Sunway University economics professor Yeah Kim Leng said that by eating at home more frequently, Malaysians could prevent hawkers from increasing their prices.
Although this would involve a change in lifestyle, preferences and habits, “an autonomous reduction of consumer demand” in response to high prices is an effective antidote to high inflation, he said.
“There needs to be greater consumer education, information dissemination and consumerism to combat unreasonable price increases. Consumers could avoid patronising outlets that have raised prices unreasonably as lower demand will curb high prices,” he added.
To ensure hawkers are able to earn a decent income while keeping food prices low, Prof Yeah said there should be adequate food courts and the encouragement of healthy competition among food vendors.
“Efforts to promote entrepreneurship across all segments of the food and beverage industry will be helpful to ensure healthy competition and sustainable low prices for consumers.
“Keeping entry barriers low by facilitating the ease of obtaining permits, and low licensing, rental and other input costs are also helpful to maintain an adequate level of intense competition that would ensure low and sustainable prices for consumers,” he added.Citing the breakdown of Malaysia’s Consumer Price Index (CPI), Prof Yeah said the “food away from home” subgroup rose by 6.6% in 2022 and 6.7% in 2023, before easing to 3.1% in January.

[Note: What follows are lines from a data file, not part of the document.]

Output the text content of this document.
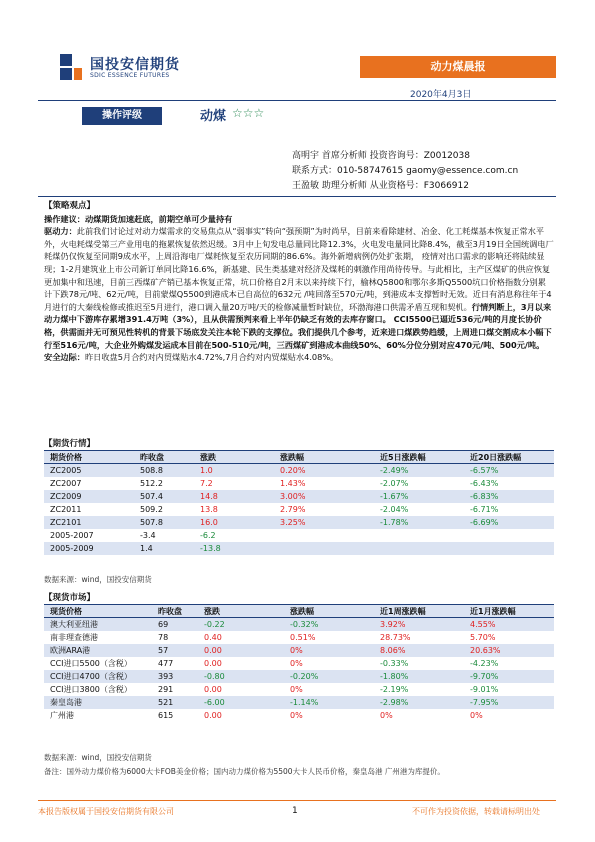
国投安信期货
SDIC ESSENCE FUTURES
动力煤晨报
2020年4月3日
操作评级	动煤 ☆☆☆
高明宇 首席分析师 投资咨询号：Z0012038
联系方式：010-58747615 gaomy@essence.com.cn
王盈敏 助理分析师 从业资格号：F3066912

【策略观点】

操作建议：动煤期货加速赶底，前期空单可少量持有

驱动力：此前我们讨论过对动力煤需求的交易焦点从“弱事实”转向“强预期”为时尚早，目前来看除建材、冶金、化工耗煤基本恢复正常水平外，火电耗煤受第三产业用电的拖累恢复依然迟缓。3月中上旬发电总量同比降12.3%，火电发电量同比降8.4%，截至3月19日全国统调电厂耗煤仍仅恢复至同期9成水平，上周沿海电厂煤耗恢复至农历同期的86.6%。海外新增病例仍处扩张期， 疫情对出口需求的影响还将陆续显现；1-2月建筑业上市公司新订单同比降16.6%，新基建、民生类基建对经济及煤耗的刺激作用尚待传导。与此相比，主产区煤矿的供应恢复更加集中和迅速，目前三西煤矿产销已基本恢复正常，坑口价格自2月末以来持续下行，榆林Q5800和鄂尔多斯Q5500坑口价格指数分别累计下跌78元/吨、62元/吨，目前蒙煤Q5500到港成本已自高位的632元 /吨回落至570元/吨，到港成本支撑暂时无效。近日有消息称往年于4月进行的大秦线检修或推迟至5月进行，港口调入量20万吨/天的检修减量暂时缺位，环渤海港口供需矛盾互现和契机。行情判断上，3月以来动力煤中下游库存累增391.4万吨（3%），且从供需预判来看上半年仍缺乏有效的去库存窗口。 CCI5500已逼近536元/吨的月度长协价格，供需面并无可预见性转机的背景下场底发关注本轮下跌的支撑位。我们提供几个参考，近来进口煤跌势趋缓，上周进口煤交割成本小幅下行至516元/吨，大企业外购煤发运成本目前在500-510元/吨，三西煤矿到港成本曲线50%、60%分位分别对应470元/吨、500元/吨。

安全边际：昨日收盘5月合约对内贸煤贴水4.72%,7月合约对内贸煤贴水4.08%。

【期货行情】
期货价格	昨收盘	涨跌	涨跌幅	近5日涨跌幅	近20日涨跌幅
ZC2005	508.8	1.0	0.20%	-2.49%	-6.57%
ZC2007	512.2	7.2	1.43%	-2.07%	-6.43%
ZC2009	507.4	14.8	3.00%	-1.67%	-6.83%
ZC2011	509.2	13.8	2.79%	-2.04%	-6.71%
ZC2101	507.8	16.0	3.25%	-1.78%	-6.69%
2005-2007	-3.4	-6.2			
2005-2009	1.4	-13.8			
数据来源：wind，国投安信期货
【现货市场】
现货价格	昨收盘	涨跌	涨跌幅	近1周涨跌幅	近1月涨跌幅
澳大利亚纽港	69	-0.22	-0.32%	3.92%	4.55%
南非理查德港	78	0.40	0.51%	28.73%	5.70%
欧洲ARA港	57	0.00	0%	8.06%	20.63%
CCI进口5500（含税）	477	0.00	0%	-0.33%	-4.23%
CCI进口4700（含税）	393	-0.80	-0.20%	-1.80%	-9.70%
CCI进口3800（含税）	291	0.00	0%	-2.19%	-9.01%
秦皇岛港	521	-6.00	-1.14%	-2.98%	-7.95%
广州港	615	0.00	0%	0%	0%
数据来源：wind，国投安信期货
备注：国外动力煤价格为6000大卡FOB美金价格；国内动力煤价格为5500大卡人民币价格，秦皇岛港 广州港为库提价。
本报告版权属于国投安信期货有限公司	1	不可作为投资依据，转载请标明出处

“Hence, eating out costs were more than twice the national average CPI inflation of 3.3% in 2022 and 2.5% in 2023 and 1.5% in January 2024. Hawkers’ food price increases are reflected in the ‘food away from home’ component of the CPI basket,” he said.
Socio-Economic Research Centre economist and executive director Lee Heng Guie said the government must reduce the country’s dependency on imported food and create a sufficient supply of staple foods and ingredients.“Also, a strong ringgit helps to keep imported prices low and increase consumer purchasing power,” he said.

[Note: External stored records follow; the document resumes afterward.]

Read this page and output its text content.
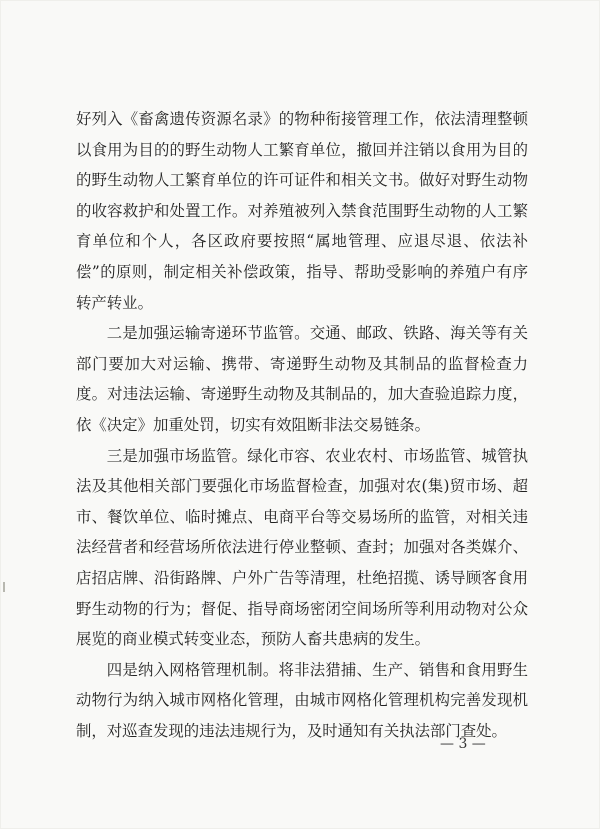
好列入《畜禽遗传资源名录》的物种衔接管理工作，依法清理整顿以食用为目的的野生动物人工繁育单位，撤回并注销以食用为目的的野生动物人工繁育单位的许可证件和相关文书。做好对野生动物的收容救护和处置工作。对养殖被列入禁食范围野生动物的人工繁育单位和个人，各区政府要按照“属地管理、应退尽退、依法补偿”的原则，制定相关补偿政策，指导、帮助受影响的养殖户有序转产转业。

二是加强运输寄递环节监管。交通、邮政、铁路、海关等有关部门要加大对运输、携带、寄递野生动物及其制品的监督检查力度。对违法运输、寄递野生动物及其制品的，加大查验追踪力度，依《决定》加重处罚，切实有效阻断非法交易链条。

三是加强市场监管。绿化市容、农业农村、市场监管、城管执法及其他相关部门要强化市场监督检查，加强对农(集)贸市场、超市、餐饮单位、临时摊点、电商平台等交易场所的监管，对相关违法经营者和经营场所依法进行停业整顿、查封；加强对各类媒介、店招店牌、沿街路牌、户外广告等清理，杜绝招揽、诱导顾客食用野生动物的行为；督促、指导商场密闭空间场所等利用动物对公众展览的商业模式转变业态，预防人畜共患病的发生。

四是纳入网格管理机制。将非法猎捕、生产、销售和食用野生动物行为纳入城市网格化管理，由城市网格化管理机构完善发现机制，对巡查发现的违法违规行为，及时通知有关执法部门查处。

— 3 —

For example, Singapore manages its food imports by having diversified sources, and its strong currency has preserved its household purchasing power, he added.
“The rising cost of food ingredients and higher utility bills were cited as contributory factors for (vendors) to raise their prices to preserve their margins, though some absorbed the cost to preserve their regular customers and market share,” said Lee.
Centre for Market Education (CME) chief executive officer Dr Carmelo Ferlito said the inflationary effects now were due to the introduction of expansive fiscal policies backed by low interest rates during the previous years’ Covid-19 lockdowns.
“These policies could not show their effect during the lockdowns because the economy was depressed, and those effects are visible only now that the economy has stabilised,” he said.
Ferlito credited Bank Negara with bringing inflation down, but said this does not mean deflation.
“It just means that prices are rising at a slower rate, but the lockdown effects, backed by the labour crunch and supply chain disruption, cannot be eliminated,” he said, adding that Malaysians should consider their spending choices and long-term financial commitments.
Ferlito also said the government should commit to fiscal discipline and a pro-market reformist agenda, which can create the right ecosystem for investments and lead to more higher-paying jobs for Malaysians.